Giat KPK di Sulut, Michael Barama Paparkan Kerawanan Korupsi di Sektor Pelayanan Publik

Berita Utama690 Dilihat
Dr Michael Barama SH MH (tengah) usai membawakan materi dalam giat KPK RI di Sulut. (Foto ist)

Manado, EkuatorNews.com – Dr Michael Barama SH MH, telah memberikan materi dalam kegiatan Komisi Pemberantasan Korupsi (KPK) RI di Sulawesi Utara, di Hotel Aryaduta, Kamis (22/09/2022).

Sebagai ahli pidana dan dosen senior di Universitas Sam Ratulangi (Unsrat) Manado, Michael membawakan materi tentang ‘Kerawanan Korupsi di Sektor Pelayanan Publik”.

“Bahwa korupsi ada hubungan dengan kekuasaan,” kata Michael Barama juga sebagai Ketua Jejaring Panca Mandala Mapalus (JPM2) Provinsi Sulawesi Utara, merupakan perpanjangan tangan Badan Pembinaan Idiologi Pancasila (BPIP) RI.

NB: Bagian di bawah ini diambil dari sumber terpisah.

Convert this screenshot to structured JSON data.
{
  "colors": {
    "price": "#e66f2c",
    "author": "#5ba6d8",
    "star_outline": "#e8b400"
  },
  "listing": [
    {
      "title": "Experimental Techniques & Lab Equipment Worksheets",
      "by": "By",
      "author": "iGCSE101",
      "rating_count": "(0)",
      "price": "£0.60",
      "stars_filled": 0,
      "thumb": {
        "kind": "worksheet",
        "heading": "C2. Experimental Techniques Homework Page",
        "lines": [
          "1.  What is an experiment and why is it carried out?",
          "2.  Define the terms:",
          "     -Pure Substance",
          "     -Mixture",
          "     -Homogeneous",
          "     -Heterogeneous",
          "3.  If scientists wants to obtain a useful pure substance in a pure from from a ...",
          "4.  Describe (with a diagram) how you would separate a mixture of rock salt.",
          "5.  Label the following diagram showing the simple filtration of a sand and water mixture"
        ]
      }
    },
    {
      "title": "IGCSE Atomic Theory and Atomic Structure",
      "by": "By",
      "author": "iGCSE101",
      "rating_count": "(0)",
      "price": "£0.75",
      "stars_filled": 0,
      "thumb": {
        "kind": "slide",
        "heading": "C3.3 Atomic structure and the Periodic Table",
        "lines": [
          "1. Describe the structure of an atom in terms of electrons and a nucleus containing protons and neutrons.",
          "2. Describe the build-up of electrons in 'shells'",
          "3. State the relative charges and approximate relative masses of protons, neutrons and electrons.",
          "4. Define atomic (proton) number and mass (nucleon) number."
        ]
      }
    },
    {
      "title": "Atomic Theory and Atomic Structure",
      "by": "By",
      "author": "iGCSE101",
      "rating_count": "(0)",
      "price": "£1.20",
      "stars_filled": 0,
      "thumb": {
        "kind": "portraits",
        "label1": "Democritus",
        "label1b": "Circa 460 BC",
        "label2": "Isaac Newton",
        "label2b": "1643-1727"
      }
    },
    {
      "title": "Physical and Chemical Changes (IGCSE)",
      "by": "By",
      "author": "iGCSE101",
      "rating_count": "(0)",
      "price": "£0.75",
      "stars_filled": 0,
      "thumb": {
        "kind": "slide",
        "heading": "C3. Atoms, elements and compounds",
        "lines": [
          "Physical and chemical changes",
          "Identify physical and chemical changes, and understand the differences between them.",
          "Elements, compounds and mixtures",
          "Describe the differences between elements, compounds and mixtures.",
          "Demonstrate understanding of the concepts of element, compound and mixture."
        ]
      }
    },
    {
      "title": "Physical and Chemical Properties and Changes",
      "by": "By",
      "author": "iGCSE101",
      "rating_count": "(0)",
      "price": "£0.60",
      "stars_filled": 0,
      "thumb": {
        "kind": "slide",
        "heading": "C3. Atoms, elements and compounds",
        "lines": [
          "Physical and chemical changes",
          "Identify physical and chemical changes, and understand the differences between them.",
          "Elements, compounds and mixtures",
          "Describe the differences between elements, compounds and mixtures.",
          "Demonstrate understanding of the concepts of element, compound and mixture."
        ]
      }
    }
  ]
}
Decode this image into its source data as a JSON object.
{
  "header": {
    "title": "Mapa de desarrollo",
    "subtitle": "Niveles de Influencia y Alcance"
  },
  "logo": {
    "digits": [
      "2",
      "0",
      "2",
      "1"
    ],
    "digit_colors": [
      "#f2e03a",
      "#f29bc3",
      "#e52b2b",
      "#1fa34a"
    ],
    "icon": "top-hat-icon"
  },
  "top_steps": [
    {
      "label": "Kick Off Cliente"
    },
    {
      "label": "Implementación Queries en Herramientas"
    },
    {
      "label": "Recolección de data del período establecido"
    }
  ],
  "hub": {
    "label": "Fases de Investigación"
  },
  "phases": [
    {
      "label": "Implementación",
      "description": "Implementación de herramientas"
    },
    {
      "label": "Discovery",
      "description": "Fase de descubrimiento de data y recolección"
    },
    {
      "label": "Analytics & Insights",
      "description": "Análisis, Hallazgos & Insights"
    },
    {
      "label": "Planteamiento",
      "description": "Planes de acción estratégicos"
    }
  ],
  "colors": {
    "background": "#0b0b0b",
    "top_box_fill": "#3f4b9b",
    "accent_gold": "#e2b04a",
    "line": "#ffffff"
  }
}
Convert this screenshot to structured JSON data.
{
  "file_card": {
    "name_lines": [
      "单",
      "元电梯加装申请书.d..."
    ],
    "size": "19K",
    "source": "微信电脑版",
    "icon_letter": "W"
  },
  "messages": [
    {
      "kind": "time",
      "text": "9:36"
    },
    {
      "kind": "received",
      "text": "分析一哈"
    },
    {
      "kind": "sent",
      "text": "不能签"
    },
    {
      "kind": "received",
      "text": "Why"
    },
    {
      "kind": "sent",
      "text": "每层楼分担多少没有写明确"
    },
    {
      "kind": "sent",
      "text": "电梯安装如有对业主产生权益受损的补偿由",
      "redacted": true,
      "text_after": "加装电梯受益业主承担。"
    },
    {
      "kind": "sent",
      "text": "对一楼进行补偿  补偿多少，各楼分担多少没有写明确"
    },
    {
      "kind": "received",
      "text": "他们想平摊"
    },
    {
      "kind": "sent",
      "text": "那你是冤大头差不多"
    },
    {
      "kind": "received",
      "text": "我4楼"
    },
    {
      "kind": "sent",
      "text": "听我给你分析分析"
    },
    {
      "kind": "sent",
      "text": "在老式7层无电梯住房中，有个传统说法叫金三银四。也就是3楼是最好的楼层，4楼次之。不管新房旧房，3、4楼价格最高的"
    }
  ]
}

Dipaparkannya, Lord Acton (John Emerich Edward Dalberg Acton) telah menghubungkan antara korupsi dengan kekuasaan.

Ia pun mengutip, “Power tends to corrupt, absolute power corrupts absolutely” atau kekuasaan itu cenderung korupsi dan kekuasaan absolut cenderung korupsi absolut.

“Bahwa manusia yang mempunyai kekuasaan cenderung untuk menyalahgunakannya, akan tetapi manusia yang mempunyai kekuasaan yang absolut sudah pasti akan menyalahgunakan,” kata Barama.

Dijelaskan Barama, pintu masuk terjadinya korupsi pelayanan publik adalah melalui maladministrasi.

“Jadi maladministrasi menunjukan administrasi yang lemas atau tidak jujur sehingga tidak cukup dipercaya,” ungkapnya.

Korupsi dipelayanan publik menurutnya, terjadi akibat  moral penyelenggara negara yang bobrok.

“Pencegahan korupsi pelayanan publik dalam optik kebijakan kriminal, metode kajian menggunakan penelitian hukum normatif, melalui pendekatan undang-undang 
dan konseptual,” terangnya.

Lanjut Barama, ada beberapa kebijakan yang mesti ditempuh oleh pemerintah guna 
mencegah korupsi pelayanan publik.

Yakni, mengadopsi teori pencegahan kejahatan, seperti situasional crime prevention, memperkuat etika dan tata kelola birokrasi melalui good corporate governance, pemberian sanksi yang tegas bagi birokrat yang menerima gratifikasi dalam melaksanakan tugasnya.

Selain itu, hal penting harus dilakukan antara lain memberikan penghargaan kepada birokrat yang jujur, mensosialisasikan dampak korupsi SDA secara masive dan sistematis kepada masyarakat.

Juga membentuk sistem perizinan yang terpadu berbasis online, menata budaya pelayanan birokrasi, dan perbaikan batas waktu proses perizinan.

“Contoh kasus yang patut menjadi telaah bersama adalah mengenai mafia tanah yang sudah selayaknya dimasukan sebagai delik atau tindak pidana korupsi,” tuturnya.

Hal ini, ujarnya, menjadi persoalan hukum yang tidak pernah tuntas di Indonesia

“Dengan tindakan para mafia tanah yang melibatkan para cukong pemilik modal yang memainkan peran kejahatan sistematis dan terstruktur melibatkan birokrat ataupun pihak di BPN/AT,” tandasnya.